En énumérant tout ce qu’il aurait aimé être ( peintre, architecte, prêtre… ) Wim Wenders dit être venu au cinéma en découvrant, étudiant, la Cinémathèque de Paris. « J’ai réalisé que le cinéma était aussi une profession, inconcevable en Allemagne dans les années 50/60. »
« Voir à travers les yeux du personnage », « Trop d’histoires c’est un désastre » …
Le film
Le bonus
Wenders n’en démord pas , l’homme est seul pour conduire sa destinée comme il l’entend. Une fois encore dans son dernier film, le réalisateur allemand suit à merveille les déambulations d’un individu , hors-système, et tellement décalé cette fois, que l’on ignore au départ ce qui peut bien le motiver.

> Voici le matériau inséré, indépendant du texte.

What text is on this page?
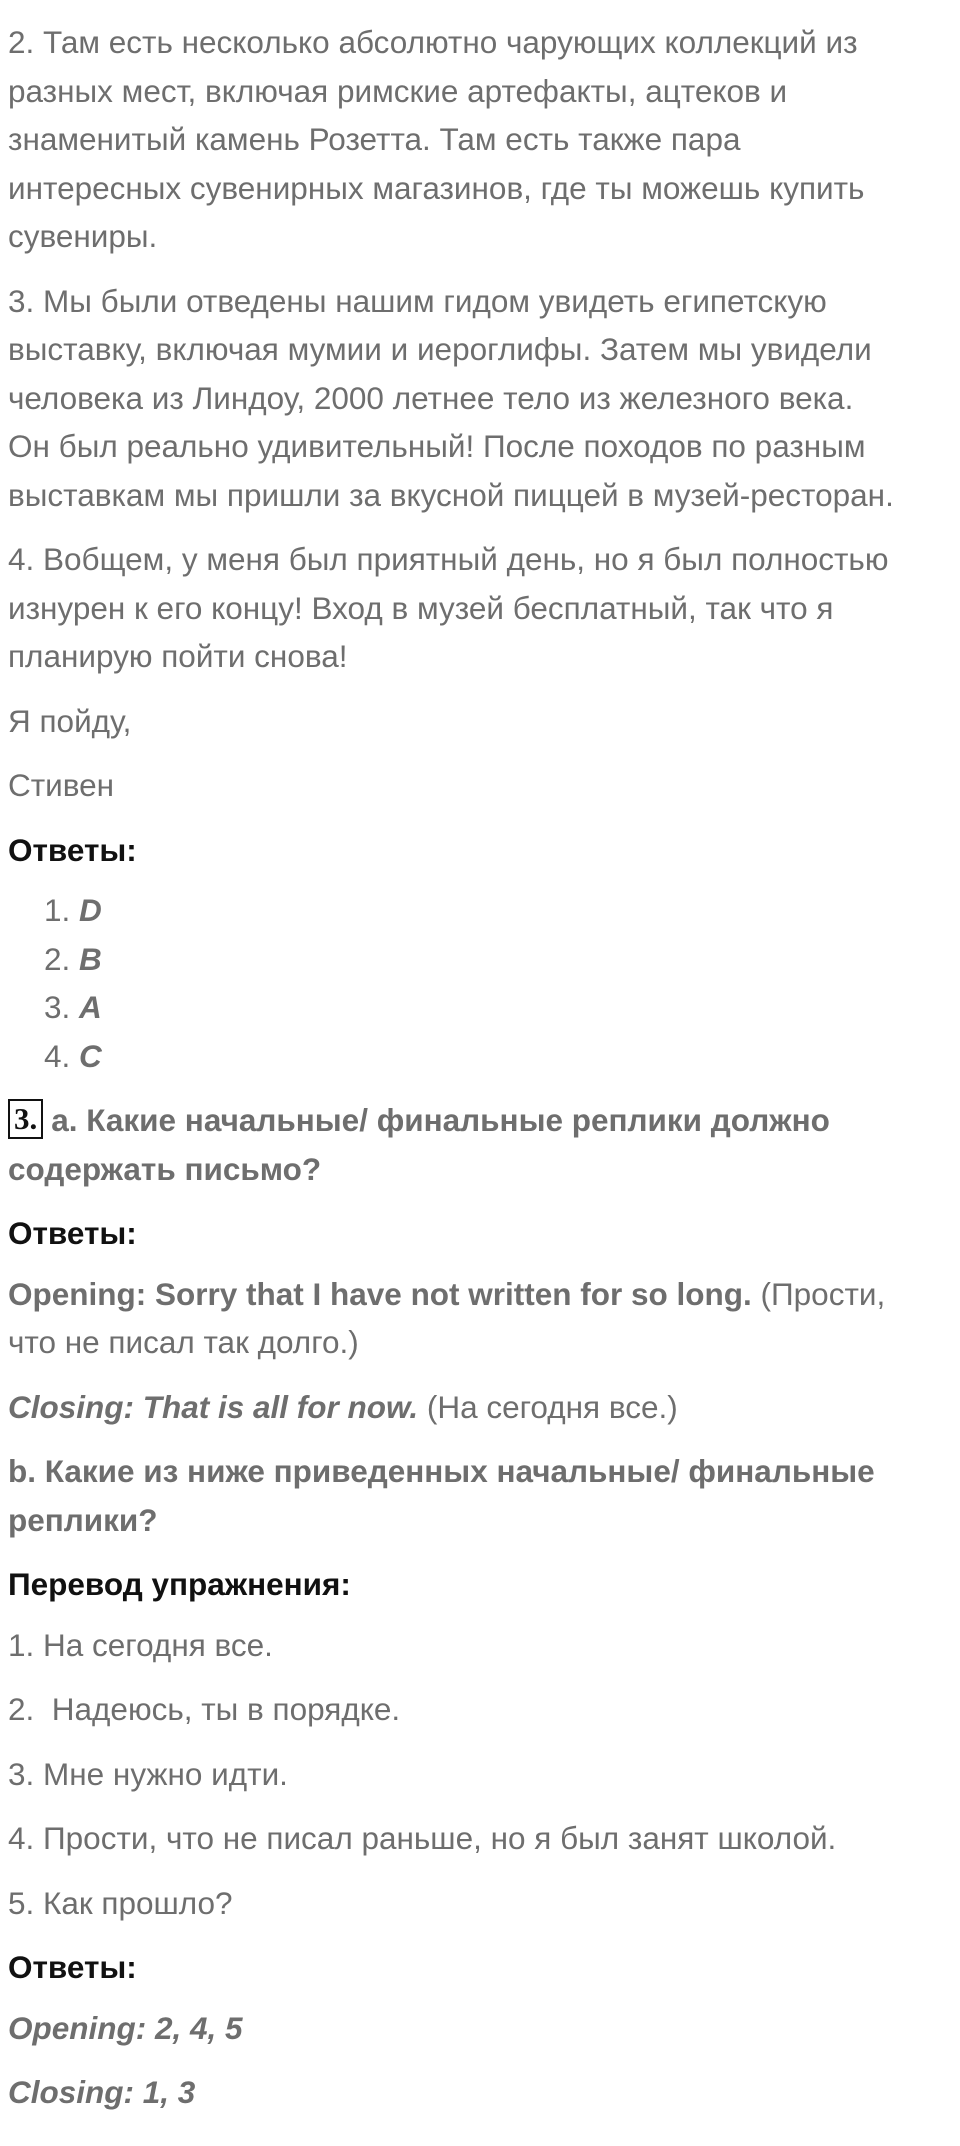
2. Там есть несколько абсолютно чарующих коллекций из
разных мест, включая римские артефакты, ацтеков и
знаменитый камень Розетта. Там есть также пара
интересных сувенирных магазинов, где ты можешь купить
сувениры.

3. Мы были отведены нашим гидом увидеть египетскую
выставку, включая мумии и иероглифы. Затем мы увидели
человека из Линдоу, 2000 летнее тело из железного века.
Он был реально удивительный! После походов по разным
выставкам мы пришли за вкусной пиццей в музей-ресторан.

4. Вобщем, у меня был приятный день, но я был полностью
изнурен к его концу! Вход в музей бесплатный, так что я
планирую пойти снова!

Я пойду,

Стивен

Ответы:

1. D
2. B
3. A
4. C

3. а. Какие начальные/ финальные реплики должно
содержать письмо?

Ответы:

Opening: Sorry that I have not written for so long. (Прости,
что не писал так долго.)

Closing: That is all for now. (На сегодня все.)

b. Какие из ниже приведенных начальные/ финальные
реплики?

Перевод упражнения:

1. На сегодня все.

2.  Надеюсь, ты в порядке.

3. Мне нужно идти.

4. Прости, что не писал раньше, но я был занят школой.

5. Как прошло?

Ответы:

Opening: 2, 4, 5

Closing: 1, 3
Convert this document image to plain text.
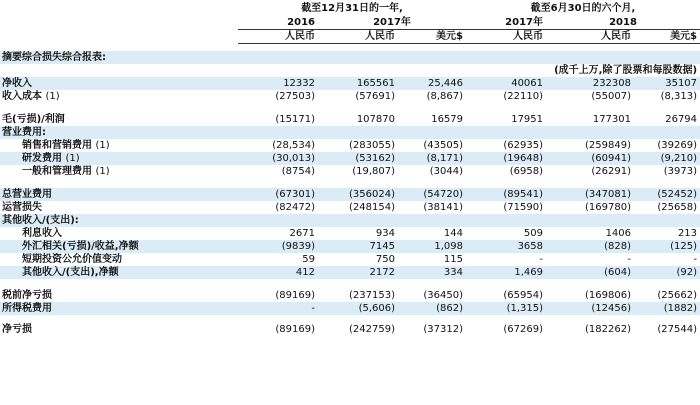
	截至12月31日的一年,			截至6月30日的六个月,		
	2016	2017年		2017年	2018	
	人民币	人民币	美元$	人民币	人民币	美元$

摘要综合损失综合报表:						
	(成千上万,除了股票和每股数据)					
净收入	12332	165561	25,446	40061	232308	35107
收入成本 (1)	(27503)	(57691)	(8,867)	(22110)	(55007)	(8,313)

毛(亏损)/利润	(15171)	107870	16579	17951	177301	26794
营业费用:						
销售和营销费用 (1)	(28,534)	(283055)	(43505)	(62935)	(259849)	(39269)
研发费用 (1)	(30,013)	(53162)	(8,171)	(19648)	(60941)	(9,210)
一般和管理费用 (1)	(8754)	(19,807)	(3044)	(6958)	(26291)	(3973)

总营业费用	(67301)	(356024)	(54720)	(89541)	(347081)	(52452)
运营损失	(82472)	(248154)	(38141)	(71590)	(169780)	(25658)
其他收入/(支出):						
利息收入	2671	934	144	509	1406	213
外汇相关(亏损)/收益,净额	(9839)	7145	1,098	3658	(828)	(125)
短期投资公允价值变动	59	750	115	-	-	-
其他收入/(支出),净额	412	2172	334	1,469	(604)	(92)

税前净亏损	(89169)	(237153)	(36450)	(65954)	(169806)	(25662)
所得税费用	-	(5,606)	(862)	(1,315)	(12456)	(1882)

净亏损	(89169)	(242759)	(37312)	(67269)	(182262)	(27544)
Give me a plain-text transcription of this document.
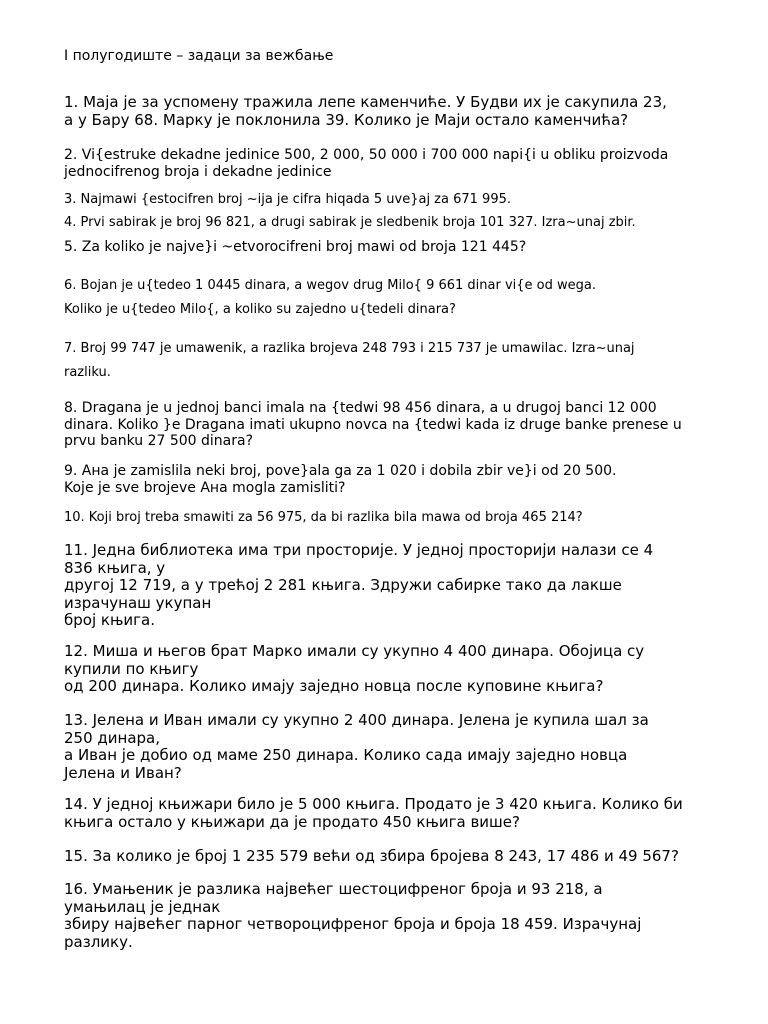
I полугодиште – задаци за вежбање
1. Маја је за успомену тражила лепе каменчиће. У Будви их је сакупила 23,
а у Бару 68. Марку је поклонила 39. Колико је Маји остало каменчића?
2. Vi{estruke dekadne jedinice 500, 2 000, 50 000 i 700 000 napi{i u obliku proizvoda
jednocifrenog broja i dekadne jedinice
3. Najmawi {estocifren broj ~ija je cifra hiqada 5 uve}aj za 671 995.
4. Prvi sabirak je broj 96 821, a drugi sabirak je sledbenik broja 101 327. Izra~unaj zbir.
5. Za koliko je najve}i ~etvorocifreni broj mawi od broja 121 445?
6. Bojan je u{tedeo 1 0445 dinara, a wegov drug Milo{ 9 661 dinar vi{e od wega.
Koliko je u{tedeo Milo{, a koliko su zajedno u{tedeli dinara?
7. Broj 99 747 je umawenik, a razlika brojeva 248 793 i 215 737 je umawilac. Izra~unaj
razliku.
8. Dragana je u jednoj banci imala na {tedwi 98 456 dinara, a u drugoj banci 12 000
dinara. Koliko }e Dragana imati ukupno novca na {tedwi kada iz druge banke prenese u
prvu banku 27 500 dinara?
9. Ана je zamislila neki broj, pove}ala ga za 1 020 i dobila zbir ve}i od 20 500.
Koje je sve brojeve Ана mogla zamisliti?
10. Koji broj treba smawiti za 56 975, da bi razlika bila mawa od broja 465 214?
11. Једна библиотека има три просторије. У једној просторији налази се 4
836 књига, у
другој 12 719, а у трећој 2 281 књига. Здружи сабирке тако да лакше
израчунаш укупан
број књига.
12. Миша и његов брат Марко имали су укупно 4 400 динара. Обојица су
купили по књигу
од 200 динара. Колико имају заједно новца после куповине књига?
13. Јелена и Иван имали су укупно 2 400 динара. Јелена је купила шал за
250 динара,
а Иван је добио од маме 250 динара. Колико сада имају заједно новца
Јелена и Иван?
14. У једној књижари било је 5 000 књига. Продато је 3 420 књига. Колико би
књига остало у књижари да је продато 450 књига више?
15. За колико је број 1 235 579 већи од збира бројева 8 243, 17 486 и 49 567?
16. Умањеник је разлика највећег шестоцифреног броја и 93 218, а
умањилац је једнак
збиру највећег парног четвороцифреног броја и броја 18 459. Израчунај
разлику.
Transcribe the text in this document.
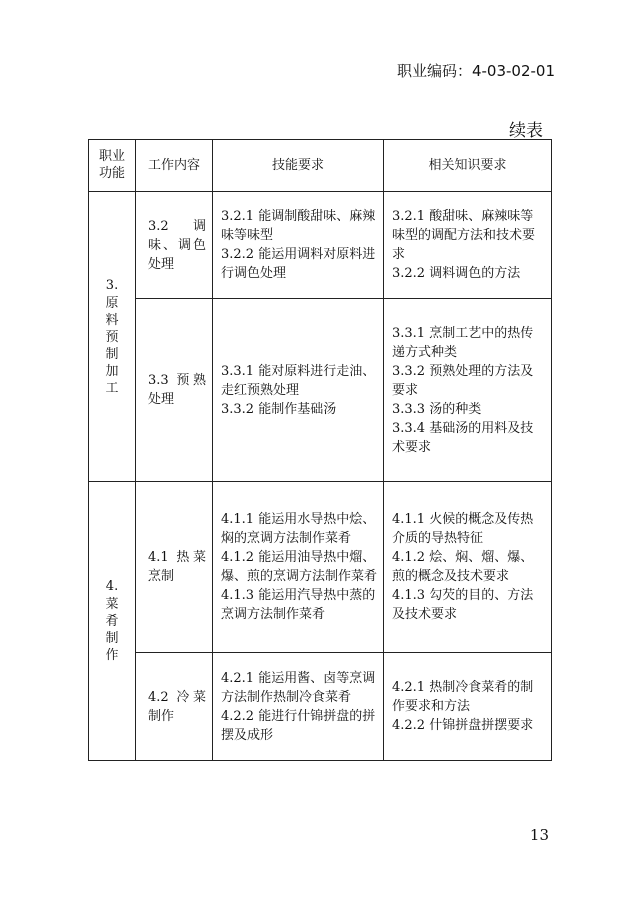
职业编码：4-03-02-01
续表
职业功能	工作内容	技能要求	相关知识要求
3.
原料预制加工	3.2 调味、调色处理	3.2.1 能调制酸甜味、麻辣味等味型
3.2.2 能运用调料对原料进行调色处理	3.2.1 酸甜味、麻辣味等味型的调配方法和技术要求
3.2.2 调料调色的方法

	3.3 预熟处理	3.3.1 能对原料进行走油、走红预熟处理
3.3.2 能制作基础汤	3.3.1 烹制工艺中的热传递方式种类
3.3.2 预熟处理的方法及要求
3.3.3 汤的种类
3.3.4 基础汤的用料及技术要求

4.
菜肴制作	4.1 热菜烹制	4.1.1 能运用水导热中烩、焖的烹调方法制作菜肴
4.1.2 能运用油导热中熘、爆、煎的烹调方法制作菜肴
4.1.3 能运用汽导热中蒸的烹调方法制作菜肴	4.1.1 火候的概念及传热介质的导热特征
4.1.2 烩、焖、熘、爆、煎的概念及技术要求
4.1.3 勾芡的目的、方法及技术要求

	4.2 冷菜制作	4.2.1 能运用酱、卤等烹调方法制作热制冷食菜肴
4.2.2 能进行什锦拼盘的拼摆及成形	4.2.1 热制冷食菜肴的制作要求和方法
4.2.2 什锦拼盘拼摆要求
13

Il nettoie les toilettes publiques de Tokyo, avec entrain et dynamisme , tout en tenant un rythme quotidien particulier. Il aime la musique des sixties, photographie les arbres et dévore des romans d’anthologie. On ne sait rien de lui et sans révéler quoi que ce soit Wenders va tout nous dire, tout aussi paisiblement et bienheureux dans sa déambulation urbaine et solitaire. Le réalisateur décroche des travellings, tels des flèches en plein cœur.
Koji Yakusho les reçoit et en fait tès bon usage, du grand art.
AVIS BONUS
Une somme de réflexions thématiques parfaitement expliquées par son auteur.